— Ждут тот эшелон. Ну, тот…
Колька молчит. В детстве он болел скарлатиной и с тех пор недослышит. Он смотрит на нас, но не понятно — слышит, о чем мы разговариваем, или нет.
— Папу, наверное, на войну возьмут, — говорю я Женьке. — Он был артиллеристом. А твой?
Женька пинает валяющийся у рельсов обрывок оберточной бумаги.
— Мой строил мосты.
— А твой? — спрашиваю я Кольку.
— Что?
— Отец у тебя во время войны кем был? — переспрашиваю я громче.
— Офицером.
Мы надолго замолкаем.
— Рельсов сколько, — говорит Женька. — Наверное, большой город. Оставили бы тут…
Коротко прогудел паровоз, где-то близко зазвякали, сталкиваясь, буфера. Колеса нашего товарняка уже медленно катились.
Пригнувшись, мы перебежали через рельсы. Двери вагонов были с противоположной стороны, проскочить под медленно набирающим скорость поездом было нельзя, пришлось ждать, когда пройдет весь состав.
Потом отчаянно бежали рядом с идущим эшелоном к своему вагону, бежали из последних сил, чтобы не остаться одним, быть вместе с теми, кто еще у нас оставался. Тяжело дыша, я добежал последним, крепко-крепко схватился за протянутую мне мамину руку. Запрыгивая, больно ударился коленкой…
Теперь иногда думаю: что было бы, если б мы тогда отстали и остались в Свердловске? Отправили бы нас тем же путем, или определили еще куда-то? Шел первый месяц войны, страшный июль сорок первого. Было ли бы кому-то дело до нас, мальчишек из Прибалтики, отставших от ушедшего на восток эшелона?
Из нас троих сегодня жив лишь я. Женька умер от инфаркта несколько лет назад.
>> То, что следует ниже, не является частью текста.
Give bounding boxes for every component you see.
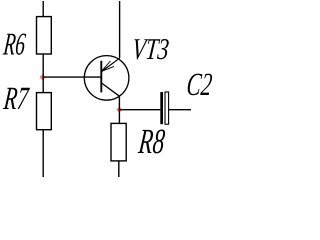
svg-text:R8: R8 [136, 122, 167, 161]
resistor R6 [37, 17, 52, 54]
wire: base wire from node A to transistor base bar [43, 76, 102, 78]
wire: node B to capacitor C2 [119, 109, 160, 111]
svg-text:C2: C2 [185, 66, 214, 102]
svg-text:VT3: VT3 [131, 32, 171, 66]
label C2 [185, 66, 214, 102]
transistor VT3 emitter arrow barb upper [101, 61, 110, 71]
wire: right rail top (emitter to supply) [119, 1, 121, 58]
wire: R6 bottom to R7 top through node A [42, 54, 44, 93]
wire: C2 output [169, 109, 191, 111]
wire: R8 bottom lead [118, 161, 120, 177]
node B (emitter/output junction dot) [116, 107, 122, 113]
label VT3 [131, 32, 171, 66]
label R6 [1, 26, 27, 62]
wire: left rail top (supply to R6) [42, 1, 44, 17]
capacitor C2 left plate (filled) [160, 92, 163, 124]
label R8 [136, 122, 167, 161]
capacitor C2 right plate (hollow) [165, 92, 169, 124]
wire: collector to R8 through node B [118, 96, 120, 123]
transistor VT3 emitter arrow barb lower [101, 66, 114, 71]
label R7 [1, 80, 31, 116]
svg-text:R6: R6 [1, 26, 27, 62]
resistor R8 [111, 123, 126, 160]
transistor VT3 emitter lead [102, 58, 120, 71]
transistor VT3 circle [84, 56, 129, 101]
resistor R7 [37, 93, 52, 130]
svg-text:R7: R7 [1, 80, 31, 116]
wire: R7 bottom to lower rail [42, 130, 44, 177]
node A (base junction dot) [39, 74, 45, 80]
transistor VT3 base bar [100, 61, 102, 93]
transistor VT3 collector lead [101, 83, 119, 96]
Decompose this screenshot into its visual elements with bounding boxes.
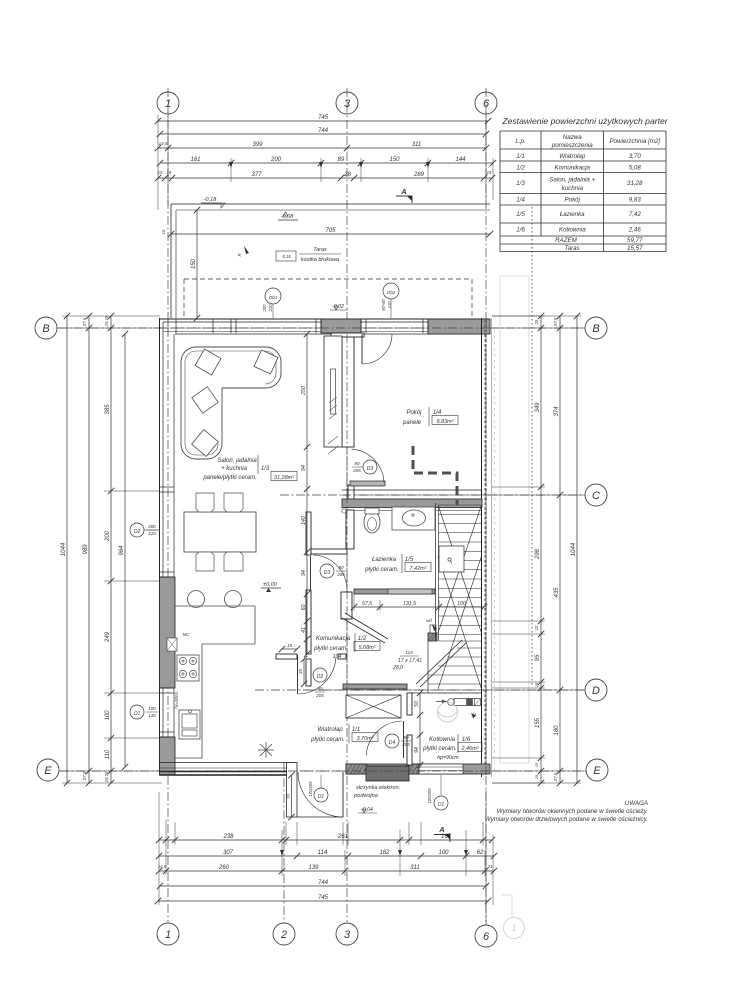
wardrobe along wall [324,336,342,447]
svg-text:3: 3 [344,98,351,110]
bathroom wall pipe circle [342,509,346,513]
top wall inner frame lines [163,331,321,333]
svg-text:1: 1 [165,98,171,110]
svg-text:UWAGA: UWAGA [625,800,648,807]
pokoj entry door leaf [350,481,385,486]
svg-text:1/3: 1/3 [516,180,525,187]
svg-text:35: 35 [298,669,303,675]
svg-text:hv=90cm: hv=90cm [174,691,179,709]
svg-text:-0,02: -0,02 [332,304,344,310]
svg-text:C: C [592,490,600,502]
svg-text:205: 205 [336,572,345,577]
svg-text:O2: O2 [134,529,141,535]
svg-text:D1: D1 [318,794,325,800]
door label D3 salon [320,564,334,578]
svg-text:Wymiary otworów drzwiowych pod: Wymiary otworów drzwiowych podane w świe… [485,816,648,823]
bottom wall left glazed band [160,762,295,764]
terrace door to pokoj leaf [361,334,363,364]
svg-text:1/5: 1/5 [405,557,414,563]
svg-text:114: 114 [318,850,328,856]
left dimension chain 27.5/989/27.5 [88,316,90,783]
kotlownia outlined square [475,699,481,706]
svg-text:15: 15 [534,762,539,767]
svg-text:14,5: 14,5 [159,141,168,146]
svg-text:15: 15 [287,643,293,648]
svg-text:21: 21 [486,864,493,869]
svg-text:2: 2 [280,929,287,941]
top wall pier between windows [321,319,361,333]
svg-text:±0,00: ±0,00 [263,582,278,588]
wall piece right of D2 [338,654,346,659]
svg-text:311: 311 [412,142,422,148]
svg-text:989: 989 [83,544,89,555]
svg-text:745: 745 [318,115,329,121]
svg-text:745: 745 [318,895,329,901]
kotlownia dark square [467,699,473,706]
axis circle B right [585,317,607,339]
svg-text:250: 250 [301,386,307,396]
svg-text:2,46m²: 2,46m² [460,746,478,752]
sofa L-shape outer [181,347,281,459]
svg-text:panele/płytki ceram.: panele/płytki ceram. [202,475,256,481]
svg-text:Łazienka: Łazienka [372,557,397,563]
svg-text:62: 62 [477,850,484,856]
axis3 wall top tee [331,333,364,337]
terrace dim 150 [196,210,198,318]
svg-text:27,5: 27,5 [553,317,558,327]
svg-text:-0,18: -0,18 [204,197,217,203]
svg-text:200: 200 [147,524,156,529]
svg-text:1/4: 1/4 [433,410,442,416]
left wall window O1 glazing [162,688,164,737]
svg-text:+ kuchnia: + kuchnia [221,466,248,472]
svg-text:399: 399 [252,142,263,148]
stair cross lines [438,505,482,633]
svg-text:15: 15 [161,229,166,234]
corridor-salon wall upper [306,512,311,555]
svg-text:41: 41 [301,627,307,633]
svg-text:15,57: 15,57 [627,245,643,252]
entrance niche floor line [297,816,343,818]
axis 3 [346,88,348,922]
axis circle B left [35,317,57,339]
electric box in wall [366,766,409,781]
entrance door dim 65 [291,775,293,817]
svg-text:131,5: 131,5 [403,601,416,607]
svg-text:Komunikacja: Komunikacja [555,165,591,172]
chair top-left [196,493,214,512]
svg-text:94: 94 [414,747,420,753]
svg-text:100: 100 [457,601,466,607]
svg-text:skrzynka elektron.: skrzynka elektron. [356,785,400,791]
chair top-right [224,493,243,512]
svg-text:10: 10 [534,625,539,630]
top wall outer line [160,318,491,320]
snowflake symbol [258,742,274,758]
kotlownia interior dim [419,693,421,765]
axis 6 [485,88,487,925]
kotlownia boiler cylinder [454,699,480,706]
svg-text:B: B [42,323,49,335]
svg-text:1044: 1044 [571,542,577,556]
svg-text:349: 349 [535,402,541,413]
wall below bathroom door [341,592,352,619]
kotlownia door D4 arc [366,721,402,755]
sofa pillow 3 [192,387,218,413]
svg-text:Zestawienie powierzchni użytko: Zestawienie powierzchni użytkowych parte… [501,116,668,126]
svg-text:964: 964 [119,545,125,556]
right dimension chain 1044 [576,316,578,783]
dining table [184,512,256,552]
stool 1 [188,591,205,608]
svg-text:180: 180 [554,725,560,736]
svg-text:Salon, jadalnia +: Salon, jadalnia + [549,177,595,184]
bathroom vanity [392,507,435,530]
top wall window Ob1 glazing [231,321,321,323]
svg-text:150: 150 [191,258,197,269]
kotlownia west wall upper [407,693,412,715]
dim 35 wiatrolap [303,659,305,684]
chair bottom-left [196,552,214,571]
svg-text:65: 65 [286,793,291,799]
table grid [500,131,666,252]
svg-text:Łazienka: Łazienka [560,211,585,218]
svg-text:27,5: 27,5 [82,317,87,327]
svg-text:podwójna: podwójna [353,793,378,799]
interior dim chain x307 [306,334,308,654]
svg-text:Taras: Taras [313,247,327,253]
svg-text:744: 744 [318,128,329,134]
svg-text:90+60: 90+60 [381,298,386,310]
corridor-salon wall lower [306,590,311,654]
svg-text:1/1: 1/1 [516,153,525,160]
svg-text:Wiatrołap: Wiatrołap [559,153,586,160]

По жестокой иронии судьбы — умер в том самом краю, где провел с матерью в ссылке самые тяжелые годы, откуда уехал в начале шестидесятых и куда двадцать лет спустя вернулся проведать места своей трудной юности. А Колька умер еще в сорок втором от голода и дизентерии.
Что же было еще в той дороге? Все то же — железнодорожные разъезды и полустанки, встречные поезда, слабеющий плач больного ребенка… Бесконечная колея, однообразная Барабинская степь, показавшийся огромным Новосибирский вокзал. И опять несколько суток стоял товарняк, опять те, кто распоряжался нашей судьбой, чего-то ждали, а, может быть, все спутала и смешала война… И наконец кто-то сказал: «Вот она, конечная станция».
Но будет еще переполненная людьми баржа, которую, натягивая трос, тяжело потянет по Оби словно сгорбившийся от работы речной катер, и надсадный звук его двигателя будет сопровождать нас много-много дней. По еще не вошедшей в берега угрюмой сибирской реке будет плыть баржа, спрямляя путь по разлившимся протокам, минуя старицы и поросшие лесом острова, с которых будут прилетать на пропахшую смолой палубу крупные желтоглазые пауты…
Томительные дни, тихие утра, сулящие багровым закатом ветер долгие вечера… И по тому, в какой стороне будет опускаться, а где вставать солнце, мы поймем, что везут уже не на восток. И чем дальше на север, тем беспредельней Обь, тем меньше редких деревень на ярах, все голодней, безнадежней…
И однажды утром, поднявшись из душного трюма на еще не нагревшуюся палубу, я увижу, что речная вода за бортом уже не желто-зеленая, а темно-коричневая. Останутся позади тянущиеся к Ледовитому океану обские просторы и острова, будут теперь медленно проплывать мимо низкие поемные берега с унылыми тальниками, редкие крутояры, на одном из которых деревенька, куда приведет меня после четырех тяжких зим судьба уже послевоенной весной.